The reason the breath has to be audible is because the vibrations from the sound signal the vagus nerve—that connection between the mind and the body—triggering a shift in your autonomic nervous system from the sympathetic (stress response) to parasympathetic (restorative response). So, if you just walk around breathing audibly, you’re basically doing the stress breath.

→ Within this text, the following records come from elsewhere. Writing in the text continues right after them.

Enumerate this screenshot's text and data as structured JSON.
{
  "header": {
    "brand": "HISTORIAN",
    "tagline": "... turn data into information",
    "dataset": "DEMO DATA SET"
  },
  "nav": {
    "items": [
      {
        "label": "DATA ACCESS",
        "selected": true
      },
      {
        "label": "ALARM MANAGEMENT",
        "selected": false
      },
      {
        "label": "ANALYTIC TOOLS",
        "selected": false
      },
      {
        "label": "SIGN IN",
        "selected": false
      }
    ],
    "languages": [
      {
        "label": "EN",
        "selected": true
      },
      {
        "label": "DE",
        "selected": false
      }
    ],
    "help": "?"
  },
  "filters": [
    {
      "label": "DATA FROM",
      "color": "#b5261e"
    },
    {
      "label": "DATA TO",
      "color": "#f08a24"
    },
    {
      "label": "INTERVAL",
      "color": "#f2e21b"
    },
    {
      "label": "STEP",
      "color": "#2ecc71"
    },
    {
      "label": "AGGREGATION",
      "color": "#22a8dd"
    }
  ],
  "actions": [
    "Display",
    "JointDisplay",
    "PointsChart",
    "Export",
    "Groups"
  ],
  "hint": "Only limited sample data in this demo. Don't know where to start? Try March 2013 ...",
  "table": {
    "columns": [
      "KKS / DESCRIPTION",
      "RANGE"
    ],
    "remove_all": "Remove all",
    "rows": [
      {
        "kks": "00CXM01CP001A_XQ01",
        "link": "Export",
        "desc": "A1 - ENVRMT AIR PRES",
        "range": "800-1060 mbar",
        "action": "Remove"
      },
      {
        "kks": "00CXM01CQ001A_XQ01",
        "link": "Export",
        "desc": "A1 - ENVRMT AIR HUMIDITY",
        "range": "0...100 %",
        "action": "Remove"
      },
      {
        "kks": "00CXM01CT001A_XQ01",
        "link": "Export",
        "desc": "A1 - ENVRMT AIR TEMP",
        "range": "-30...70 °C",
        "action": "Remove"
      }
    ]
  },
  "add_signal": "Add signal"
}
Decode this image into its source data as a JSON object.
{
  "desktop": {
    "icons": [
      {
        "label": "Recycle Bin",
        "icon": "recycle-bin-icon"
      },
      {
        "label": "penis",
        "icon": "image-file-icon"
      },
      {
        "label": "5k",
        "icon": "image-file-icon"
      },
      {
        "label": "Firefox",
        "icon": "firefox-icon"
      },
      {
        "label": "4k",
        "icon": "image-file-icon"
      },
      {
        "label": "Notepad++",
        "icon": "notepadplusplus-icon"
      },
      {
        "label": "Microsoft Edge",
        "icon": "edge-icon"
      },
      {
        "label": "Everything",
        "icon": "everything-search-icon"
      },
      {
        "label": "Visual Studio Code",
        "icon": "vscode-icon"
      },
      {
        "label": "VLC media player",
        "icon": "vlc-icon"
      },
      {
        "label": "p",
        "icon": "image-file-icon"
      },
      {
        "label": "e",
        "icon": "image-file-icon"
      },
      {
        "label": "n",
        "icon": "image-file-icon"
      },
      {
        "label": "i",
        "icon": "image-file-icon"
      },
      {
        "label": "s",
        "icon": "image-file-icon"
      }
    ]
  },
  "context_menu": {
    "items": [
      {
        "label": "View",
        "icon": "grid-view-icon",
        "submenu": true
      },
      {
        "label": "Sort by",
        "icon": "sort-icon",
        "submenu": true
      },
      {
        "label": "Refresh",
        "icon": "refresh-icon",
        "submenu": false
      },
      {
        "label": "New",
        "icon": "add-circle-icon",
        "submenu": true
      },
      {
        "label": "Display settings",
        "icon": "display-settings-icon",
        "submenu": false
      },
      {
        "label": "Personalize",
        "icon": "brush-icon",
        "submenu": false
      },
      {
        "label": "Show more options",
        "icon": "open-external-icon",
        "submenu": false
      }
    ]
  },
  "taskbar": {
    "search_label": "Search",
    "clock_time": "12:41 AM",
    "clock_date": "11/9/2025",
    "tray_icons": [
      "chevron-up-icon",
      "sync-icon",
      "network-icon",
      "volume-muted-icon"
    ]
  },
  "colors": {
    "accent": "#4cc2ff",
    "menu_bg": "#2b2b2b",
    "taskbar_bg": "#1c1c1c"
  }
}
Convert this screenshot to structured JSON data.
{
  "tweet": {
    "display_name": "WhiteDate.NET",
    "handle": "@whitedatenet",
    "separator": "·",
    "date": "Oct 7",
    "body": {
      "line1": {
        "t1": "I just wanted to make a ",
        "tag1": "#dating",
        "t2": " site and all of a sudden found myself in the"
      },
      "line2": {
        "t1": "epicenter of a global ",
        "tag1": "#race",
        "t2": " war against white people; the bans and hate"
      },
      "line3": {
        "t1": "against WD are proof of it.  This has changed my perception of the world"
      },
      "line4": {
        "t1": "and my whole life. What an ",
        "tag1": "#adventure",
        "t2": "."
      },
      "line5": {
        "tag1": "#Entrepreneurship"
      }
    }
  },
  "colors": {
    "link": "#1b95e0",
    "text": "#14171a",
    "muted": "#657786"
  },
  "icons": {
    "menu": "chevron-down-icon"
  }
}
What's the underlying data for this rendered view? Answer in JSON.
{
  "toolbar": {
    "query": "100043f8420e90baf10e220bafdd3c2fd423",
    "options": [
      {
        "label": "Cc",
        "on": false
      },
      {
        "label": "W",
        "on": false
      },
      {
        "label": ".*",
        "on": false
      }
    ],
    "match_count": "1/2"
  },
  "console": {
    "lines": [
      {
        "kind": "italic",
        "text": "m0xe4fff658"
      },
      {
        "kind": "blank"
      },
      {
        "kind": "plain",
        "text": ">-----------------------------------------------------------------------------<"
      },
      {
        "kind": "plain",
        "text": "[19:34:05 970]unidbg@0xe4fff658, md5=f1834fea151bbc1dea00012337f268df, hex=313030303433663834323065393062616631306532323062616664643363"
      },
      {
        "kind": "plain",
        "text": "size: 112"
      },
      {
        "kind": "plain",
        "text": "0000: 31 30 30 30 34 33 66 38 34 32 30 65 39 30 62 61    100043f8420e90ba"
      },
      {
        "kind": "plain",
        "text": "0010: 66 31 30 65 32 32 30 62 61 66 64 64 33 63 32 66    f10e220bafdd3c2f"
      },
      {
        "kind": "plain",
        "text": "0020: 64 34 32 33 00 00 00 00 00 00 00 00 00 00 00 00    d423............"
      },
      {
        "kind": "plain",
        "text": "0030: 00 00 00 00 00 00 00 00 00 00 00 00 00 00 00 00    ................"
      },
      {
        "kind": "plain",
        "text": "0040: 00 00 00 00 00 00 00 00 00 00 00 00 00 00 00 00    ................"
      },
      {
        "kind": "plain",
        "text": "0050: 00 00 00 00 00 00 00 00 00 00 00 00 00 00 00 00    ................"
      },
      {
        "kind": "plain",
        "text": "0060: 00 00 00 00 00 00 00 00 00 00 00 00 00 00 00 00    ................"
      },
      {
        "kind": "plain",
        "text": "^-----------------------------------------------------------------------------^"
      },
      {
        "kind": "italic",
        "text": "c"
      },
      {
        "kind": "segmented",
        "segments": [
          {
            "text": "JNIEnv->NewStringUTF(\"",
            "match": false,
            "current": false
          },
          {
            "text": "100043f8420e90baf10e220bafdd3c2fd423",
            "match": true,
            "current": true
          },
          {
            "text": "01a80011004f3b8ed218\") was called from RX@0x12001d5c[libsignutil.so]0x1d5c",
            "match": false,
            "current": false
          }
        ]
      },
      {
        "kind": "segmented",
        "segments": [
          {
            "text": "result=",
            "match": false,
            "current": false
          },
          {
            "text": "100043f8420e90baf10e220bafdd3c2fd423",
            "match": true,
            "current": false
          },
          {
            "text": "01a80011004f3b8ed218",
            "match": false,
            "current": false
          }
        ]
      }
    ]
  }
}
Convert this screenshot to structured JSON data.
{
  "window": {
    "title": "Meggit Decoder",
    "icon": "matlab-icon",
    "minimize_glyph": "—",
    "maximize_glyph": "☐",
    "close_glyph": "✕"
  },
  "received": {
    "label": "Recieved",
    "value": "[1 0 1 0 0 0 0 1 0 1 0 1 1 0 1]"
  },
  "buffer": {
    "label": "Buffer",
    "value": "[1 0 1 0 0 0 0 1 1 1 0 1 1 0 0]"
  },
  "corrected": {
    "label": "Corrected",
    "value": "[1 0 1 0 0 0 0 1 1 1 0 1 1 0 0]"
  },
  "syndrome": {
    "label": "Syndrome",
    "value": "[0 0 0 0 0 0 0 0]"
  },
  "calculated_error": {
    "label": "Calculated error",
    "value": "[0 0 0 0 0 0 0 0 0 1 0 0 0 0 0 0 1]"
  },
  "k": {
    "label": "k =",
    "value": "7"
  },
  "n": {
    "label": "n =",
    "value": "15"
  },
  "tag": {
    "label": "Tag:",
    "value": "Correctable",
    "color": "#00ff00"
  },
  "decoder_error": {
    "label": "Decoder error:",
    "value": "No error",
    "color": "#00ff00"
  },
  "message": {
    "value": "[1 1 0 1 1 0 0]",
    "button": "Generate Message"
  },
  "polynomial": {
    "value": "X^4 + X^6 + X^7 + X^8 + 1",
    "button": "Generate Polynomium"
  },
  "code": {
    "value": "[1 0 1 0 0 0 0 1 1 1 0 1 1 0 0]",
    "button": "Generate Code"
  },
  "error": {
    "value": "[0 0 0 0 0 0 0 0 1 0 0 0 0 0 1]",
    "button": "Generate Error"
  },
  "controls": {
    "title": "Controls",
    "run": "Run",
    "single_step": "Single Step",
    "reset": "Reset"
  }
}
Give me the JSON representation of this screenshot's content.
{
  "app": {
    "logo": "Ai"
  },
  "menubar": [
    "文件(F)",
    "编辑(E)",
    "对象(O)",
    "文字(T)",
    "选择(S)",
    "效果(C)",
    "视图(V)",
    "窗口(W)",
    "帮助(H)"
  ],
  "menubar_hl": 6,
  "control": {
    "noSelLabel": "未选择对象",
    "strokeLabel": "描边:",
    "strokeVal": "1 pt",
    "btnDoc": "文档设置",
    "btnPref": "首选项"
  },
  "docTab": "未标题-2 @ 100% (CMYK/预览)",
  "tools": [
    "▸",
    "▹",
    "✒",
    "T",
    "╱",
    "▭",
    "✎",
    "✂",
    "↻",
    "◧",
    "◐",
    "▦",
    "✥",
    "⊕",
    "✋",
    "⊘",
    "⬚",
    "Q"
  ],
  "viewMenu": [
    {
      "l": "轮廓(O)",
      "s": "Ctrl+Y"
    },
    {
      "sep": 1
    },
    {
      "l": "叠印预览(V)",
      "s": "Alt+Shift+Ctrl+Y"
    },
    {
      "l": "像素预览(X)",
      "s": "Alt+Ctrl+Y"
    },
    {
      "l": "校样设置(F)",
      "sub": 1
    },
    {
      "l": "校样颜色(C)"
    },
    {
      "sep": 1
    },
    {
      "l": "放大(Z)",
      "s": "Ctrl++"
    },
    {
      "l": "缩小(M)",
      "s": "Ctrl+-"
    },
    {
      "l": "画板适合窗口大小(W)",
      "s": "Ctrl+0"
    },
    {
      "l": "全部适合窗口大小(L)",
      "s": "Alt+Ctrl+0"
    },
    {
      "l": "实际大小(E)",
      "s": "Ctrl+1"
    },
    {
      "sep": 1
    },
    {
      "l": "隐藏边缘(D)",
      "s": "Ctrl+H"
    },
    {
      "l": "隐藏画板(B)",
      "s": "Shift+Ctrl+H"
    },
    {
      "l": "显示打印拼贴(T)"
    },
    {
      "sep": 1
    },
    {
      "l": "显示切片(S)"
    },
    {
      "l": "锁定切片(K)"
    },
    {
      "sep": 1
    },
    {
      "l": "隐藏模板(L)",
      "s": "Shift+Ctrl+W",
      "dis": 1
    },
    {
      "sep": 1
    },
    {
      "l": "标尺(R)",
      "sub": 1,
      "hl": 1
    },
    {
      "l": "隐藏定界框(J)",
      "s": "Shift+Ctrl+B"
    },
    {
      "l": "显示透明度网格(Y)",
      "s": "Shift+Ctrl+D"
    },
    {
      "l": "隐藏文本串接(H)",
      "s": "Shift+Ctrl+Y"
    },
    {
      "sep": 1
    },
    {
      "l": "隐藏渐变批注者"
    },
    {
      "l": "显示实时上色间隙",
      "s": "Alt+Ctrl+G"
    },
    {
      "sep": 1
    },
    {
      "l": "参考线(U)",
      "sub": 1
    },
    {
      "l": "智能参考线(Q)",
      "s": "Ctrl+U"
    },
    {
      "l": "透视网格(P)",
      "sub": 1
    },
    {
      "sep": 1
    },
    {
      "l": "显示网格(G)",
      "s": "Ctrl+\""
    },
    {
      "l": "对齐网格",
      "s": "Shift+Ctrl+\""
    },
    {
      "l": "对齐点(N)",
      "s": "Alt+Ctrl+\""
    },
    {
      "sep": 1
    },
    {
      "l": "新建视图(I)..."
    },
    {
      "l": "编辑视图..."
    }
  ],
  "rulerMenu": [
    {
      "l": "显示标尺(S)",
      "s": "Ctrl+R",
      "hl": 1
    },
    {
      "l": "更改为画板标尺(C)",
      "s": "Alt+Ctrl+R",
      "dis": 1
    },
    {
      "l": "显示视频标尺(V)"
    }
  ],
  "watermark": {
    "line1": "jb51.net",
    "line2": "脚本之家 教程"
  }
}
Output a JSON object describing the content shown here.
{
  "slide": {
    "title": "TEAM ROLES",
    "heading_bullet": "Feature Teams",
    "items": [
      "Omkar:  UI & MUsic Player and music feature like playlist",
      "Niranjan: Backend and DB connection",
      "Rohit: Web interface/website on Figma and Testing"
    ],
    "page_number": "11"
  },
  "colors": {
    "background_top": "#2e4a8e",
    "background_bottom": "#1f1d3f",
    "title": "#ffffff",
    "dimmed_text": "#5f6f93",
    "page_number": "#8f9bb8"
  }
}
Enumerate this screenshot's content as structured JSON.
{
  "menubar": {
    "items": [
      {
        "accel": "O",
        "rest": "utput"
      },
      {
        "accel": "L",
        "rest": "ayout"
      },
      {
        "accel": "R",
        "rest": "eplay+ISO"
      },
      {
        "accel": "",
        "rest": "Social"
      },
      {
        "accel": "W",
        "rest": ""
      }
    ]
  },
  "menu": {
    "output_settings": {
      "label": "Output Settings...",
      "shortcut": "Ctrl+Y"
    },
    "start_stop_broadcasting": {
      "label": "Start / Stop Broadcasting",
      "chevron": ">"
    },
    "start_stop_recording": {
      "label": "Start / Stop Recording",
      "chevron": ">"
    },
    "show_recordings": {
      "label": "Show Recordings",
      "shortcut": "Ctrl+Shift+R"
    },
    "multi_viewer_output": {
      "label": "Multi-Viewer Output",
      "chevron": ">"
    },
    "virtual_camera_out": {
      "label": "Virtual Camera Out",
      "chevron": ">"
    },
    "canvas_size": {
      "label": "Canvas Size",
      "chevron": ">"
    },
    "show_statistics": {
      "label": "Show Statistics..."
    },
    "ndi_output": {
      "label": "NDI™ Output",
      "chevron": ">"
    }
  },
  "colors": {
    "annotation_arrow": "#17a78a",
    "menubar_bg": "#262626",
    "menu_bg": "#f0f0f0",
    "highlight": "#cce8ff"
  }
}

How to make the practice trauma-informed: Something to remember if you’re deciding to practice this with others is to not have a silent space during the hold. That’s why we count. This is the trauma-informed way of doing the practice. You always count down (you never count up—because you don’t know when that’s going to end). And you don’t want to keep that empty space during the hold, because that’s where the trauma can pop up. You’re almost inviting the space for the stuff to pop up. We’re always doing trauma-informed when we do this with our kids.